By: Bridget Creel, Special Report Summer Associate
Over the past ten years, four instances have occurred where the Centers for Disease Control and Prevention (CDC) have sent active bacteria samples to outside labs. An anthrax scare took place last month, marking the fifth mishap for the CDC. The U.S. Department of Agriculture (USDA) insisted on further investigation and recently exposed new details of the incident.
Backtracking to June 19, the CDC announced that scientists working at the lab in Atlanta had been unintentionally exposed to anthrax. The CDC quickly took action and provided antibiotics for those who were affected. Following the scare, there was no indication that any of the scientists were infected.
It is expected that in every instance, the CDC takes cautionary measures and assesses all risks before encountering dangerous bacteria. With that being said, how could a slip up like this happen for the fifth time?
On Friday, the CDC published a detailed report of the event, with everything from findings to action plans.
According to the CDC’s report, “The overriding factor contributing to this incident was the lack of an approved, written study plan reviewed by senior staff or scientific leadership to ensure that the research design was appropriate and met all laboratory safety requirements.”
Additional aspects that contributed to the occurrence included the use of unwarranted sterilization methods, no confirmation for inactive materials and insufficient knowledge of the procedures.
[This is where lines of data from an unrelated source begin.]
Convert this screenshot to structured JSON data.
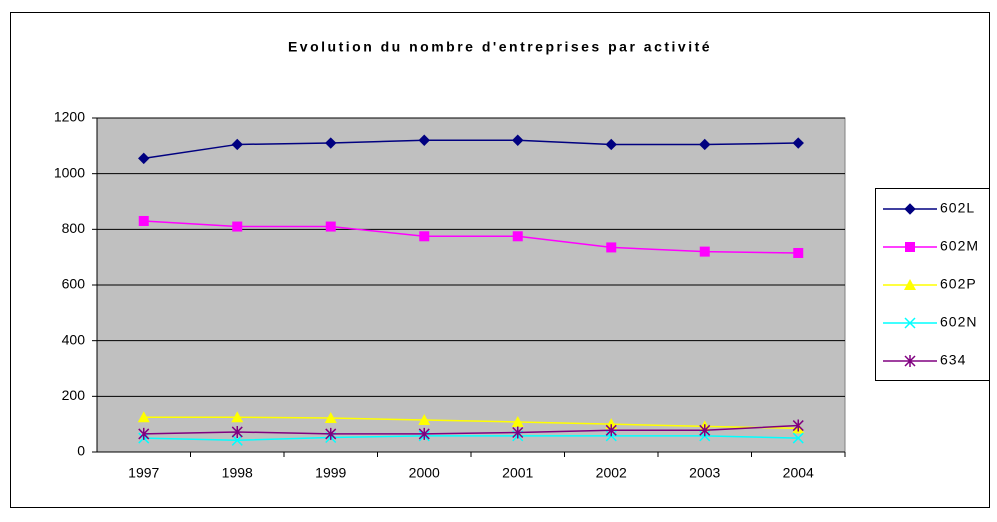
{
  "chart_data": {
    "type": "line",
    "title": "Evolution du nombre d'entreprises par activité",
    "categories": [
      "1997",
      "1998",
      "1999",
      "2000",
      "2001",
      "2002",
      "2003",
      "2004"
    ],
    "series": [
      {
        "name": "602L",
        "color": "#000080",
        "marker": "diamond",
        "values": [
          1055,
          1105,
          1110,
          1120,
          1120,
          1105,
          1105,
          1110
        ]
      },
      {
        "name": "602M",
        "color": "#ff00ff",
        "marker": "square",
        "values": [
          830,
          810,
          810,
          775,
          775,
          735,
          720,
          715
        ]
      },
      {
        "name": "602P",
        "color": "#ffff00",
        "marker": "triangle",
        "values": [
          125,
          125,
          122,
          115,
          108,
          100,
          92,
          85
        ]
      },
      {
        "name": "602N",
        "color": "#00ffff",
        "marker": "x",
        "values": [
          50,
          42,
          52,
          58,
          58,
          58,
          58,
          50
        ]
      },
      {
        "name": "634",
        "color": "#800080",
        "marker": "star",
        "values": [
          65,
          72,
          65,
          65,
          70,
          78,
          78,
          95
        ]
      }
    ],
    "ylim": [
      0,
      1200
    ],
    "yticks": [
      0,
      200,
      400,
      600,
      800,
      1000,
      1200
    ],
    "grid": true,
    "legend": "right"
  }
}
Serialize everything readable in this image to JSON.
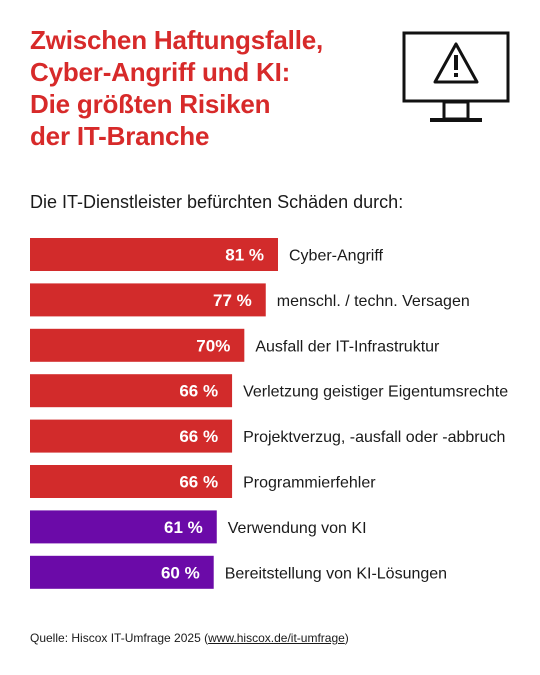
{
  "title": "Zwischen Haftungsfalle,\nCyber-Angriff und KI:\nDie größten Risiken\nder IT-Branche",
  "subtitle": "Die IT-Dienstleister befürchten Schäden durch:",
  "icon": "monitor-warning-icon",
  "colors": {
    "title": "#d72a2a",
    "red": "#d22b2b",
    "purple": "#6b0aa8"
  },
  "chart_data": {
    "type": "bar",
    "orientation": "horizontal",
    "unit": "%",
    "categories": [
      "Cyber-Angriff",
      "menschl. / techn. Versagen",
      "Ausfall der IT-Infrastruktur",
      "Verletzung geistiger Eigentumsrechte",
      "Projektverzug, -ausfall oder -abbruch",
      "Programmierfehler",
      "Verwendung von KI",
      "Bereitstellung von KI-Lösungen"
    ],
    "values": [
      81,
      77,
      70,
      66,
      66,
      66,
      61,
      60
    ],
    "value_labels": [
      "81 %",
      "77 %",
      "70%",
      "66 %",
      "66 %",
      "66 %",
      "61 %",
      "60 %"
    ],
    "bar_colors": [
      "#d22b2b",
      "#d22b2b",
      "#d22b2b",
      "#d22b2b",
      "#d22b2b",
      "#d22b2b",
      "#6b0aa8",
      "#6b0aa8"
    ]
  },
  "source": {
    "prefix": "Quelle: Hiscox IT-Umfrage 2025 (",
    "link": "www.hiscox.de/it-umfrage",
    "suffix": ")"
  }
}
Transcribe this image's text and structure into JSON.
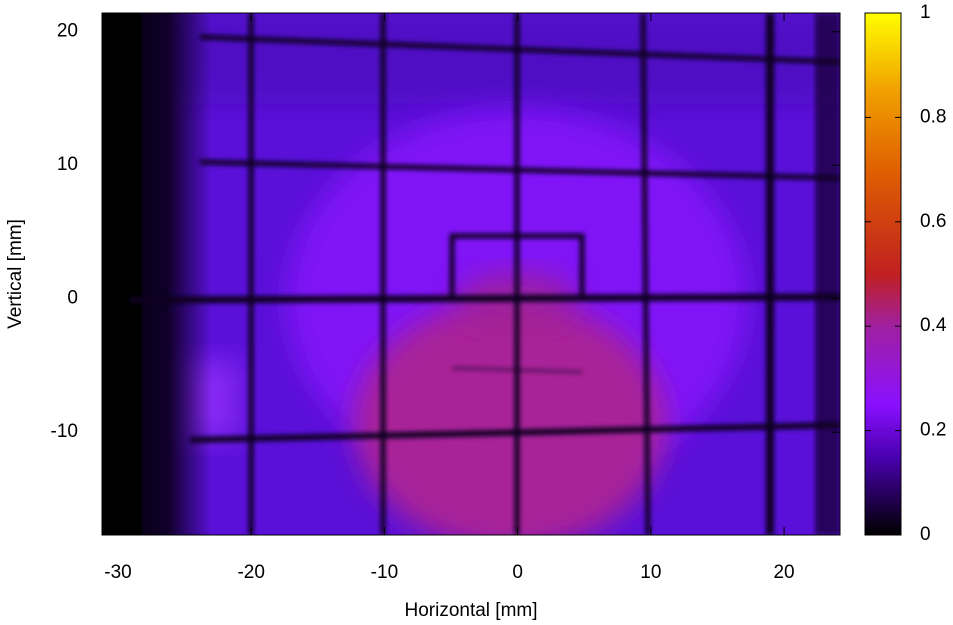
{
  "chart_data": {
    "type": "heatmap",
    "x_label": "Horizontal [mm]",
    "y_label": "Vertical [mm]",
    "xlim": [
      -31.2,
      24.2
    ],
    "xticks": [
      -30,
      -20,
      -10,
      0,
      10,
      20
    ],
    "ylim": [
      -17.7,
      21.4
    ],
    "yticks": [
      -10,
      0,
      10,
      20
    ],
    "colorbar": {
      "lim": [
        0,
        1
      ],
      "ticks": [
        0,
        0.2,
        0.4,
        0.6,
        0.8,
        1
      ],
      "palette": [
        {
          "value": 0,
          "color": "#000000"
        },
        {
          "value": 0.15,
          "color": "#4a00b0"
        },
        {
          "value": 0.25,
          "color": "#8a10ff"
        },
        {
          "value": 0.4,
          "color": "#a020a0"
        },
        {
          "value": 0.5,
          "color": "#c02020"
        },
        {
          "value": 0.7,
          "color": "#e06000"
        },
        {
          "value": 0.85,
          "color": "#f0a000"
        },
        {
          "value": 1,
          "color": "#ffff00"
        }
      ]
    }
  }
}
As officials further investigated the catastrophe, additional information was uncovered. A report by the U.S. Department of Agriculture (USDA) said that the CDC should have sterilized anthrax samples before the samples were sent to the other CDC labs. The report also found that there were several different factors that went against safety guidelines including use of expired disinfectants, use of defective security measures, lack of examination of exposed scientists and the transfer of the bacteria through Ziploc bags.
A House hearing was held today that discussed recent reports of the problems caused by the CDC. The hearing addressed issues such as ways to improve biosafety, the broader implications of the event and whether or not Congressional action should take place.
The CDC labs have been closed and will not reopen until safety guidelines are put in place, CDC Director Dr. Tom Frieden said.